Expiaram a desgraça de todos nós. Dir-se-ia que foi toda uma raça que se
suicidou.
Em Portugal
chegou-se a este princípio de filosofia desesperada: o suicídio é um recurso
nobre, é uma espécie de redenção moral. Neste malfadado país, tudo o que é
nobre, suicida-se; tudo o que é canalha, triunfa!
Chegámos a
isto, amigo. Eis a nossa desgraça. Desgraça de todos nós, porque a sentimos
pesar sobre nós, sobre o nosso espírito, sobre a nossa alma desolada e triste,
como uma atmosfera de pesadelo, depressiva e má. O nosso mal é uma espécie de
cansaço moral, de tédio moral, o cansaço e o tédio de todos os que se fartaram
de crer!
Crer?! Em
Portugal a única crença ainda digna de respeito é a crença na morte
libertadora. É horrível mas é assim!
A Europa
despreza-nos, a Europa civilizada ignora-nos, a Europa medíocre, burguesa,
prática e egoísta, detesta-nos como se detesta gente sem vergonha,
sobretudo…sem dinheiro.

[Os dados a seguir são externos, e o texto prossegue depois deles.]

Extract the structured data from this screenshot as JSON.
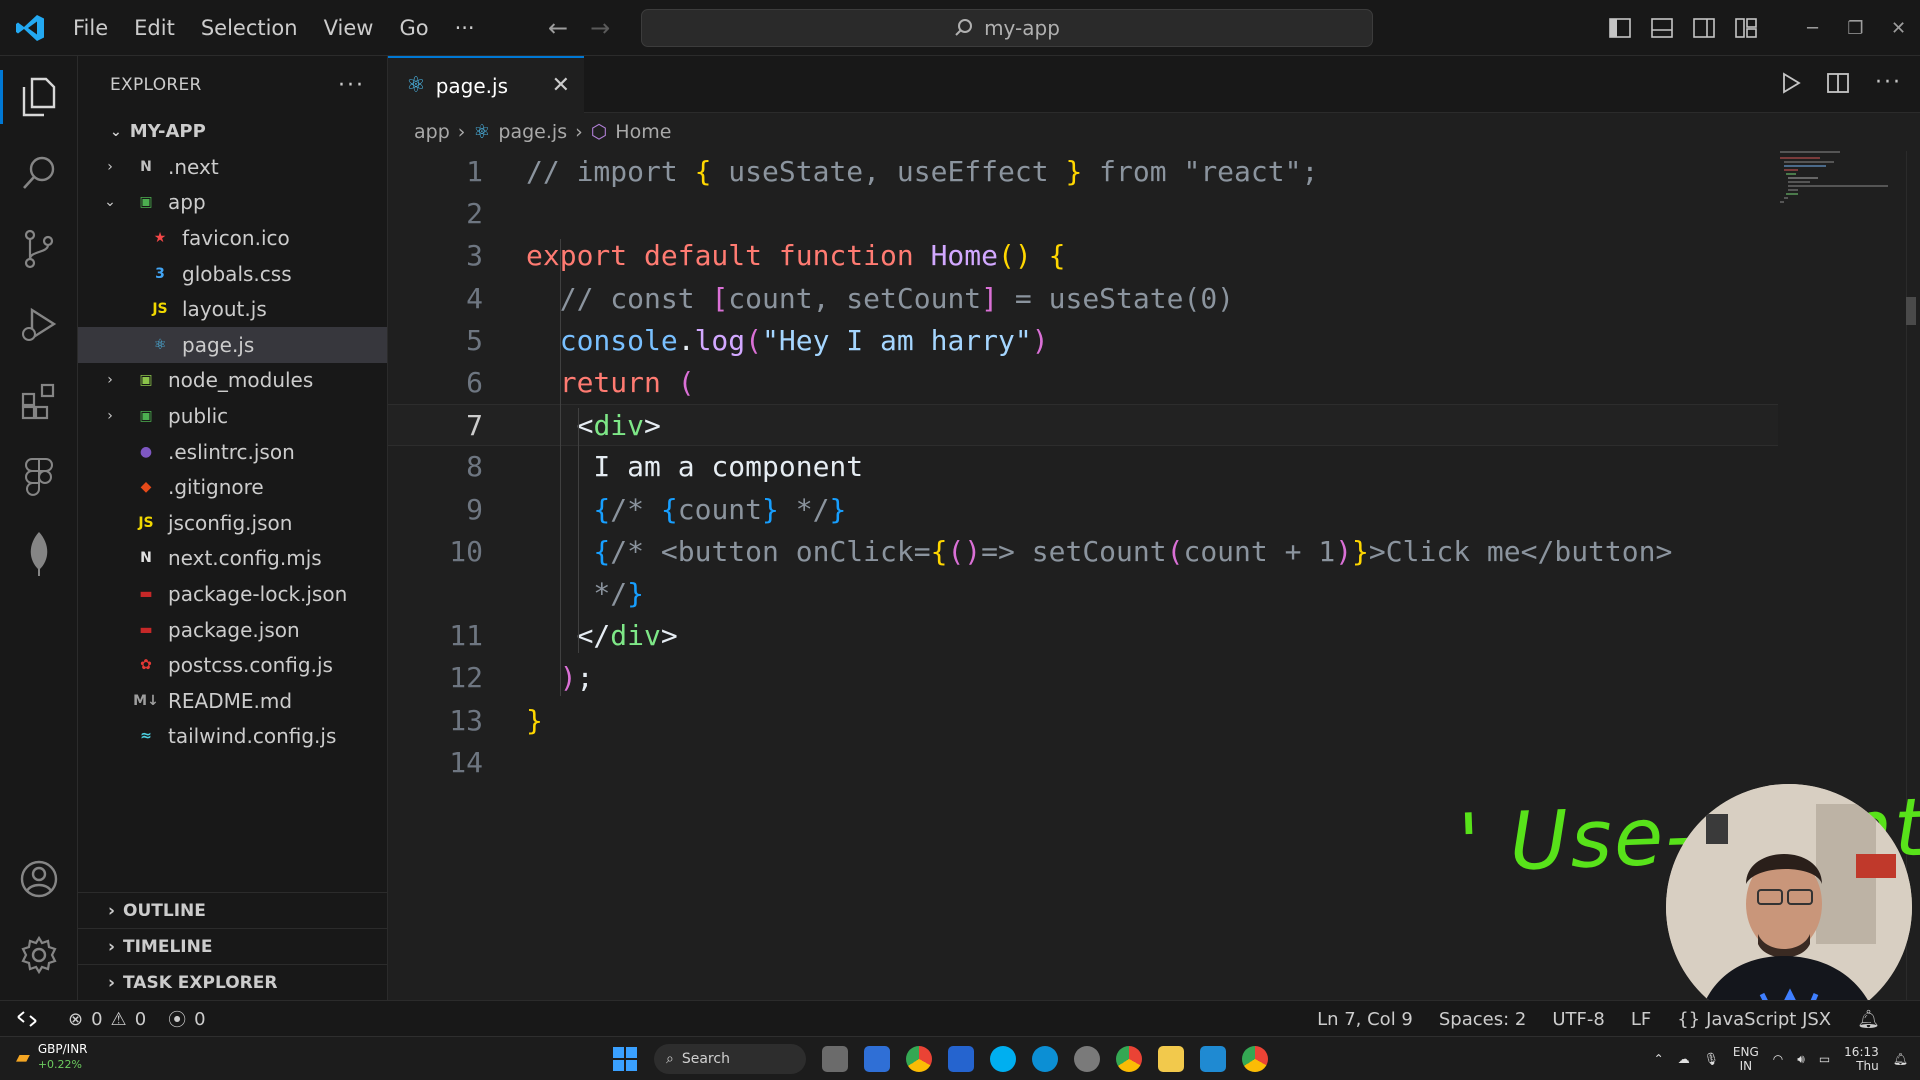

Apesar disso, em Portugal ainda há muita nobreza moral,
ainda há pelo menos nobreza moral para morrer e ainda existem coisas bem dignas
de simpatia.
O seu livro
há-de reabilitar-nos um pouco, seguramente V. , que é homem de paixão e
sentimento e vê as coisas da vida através da lógica afectiva, há de ser naturalmente levado a
defender calorosamente um povo essencialmente sentimental.
Quando penso
que sobre nós pesa a herança trágica, secular duma ignorância podre e duma
corrupção criminosa, o meu espírito enegrece e sinto-me possuído de um pavor
indizível, talvez absurdo. E, mais que saber se vamos para a vida ou para a
morte, me preocupa saber se morreremos nobre ou miseravelmente!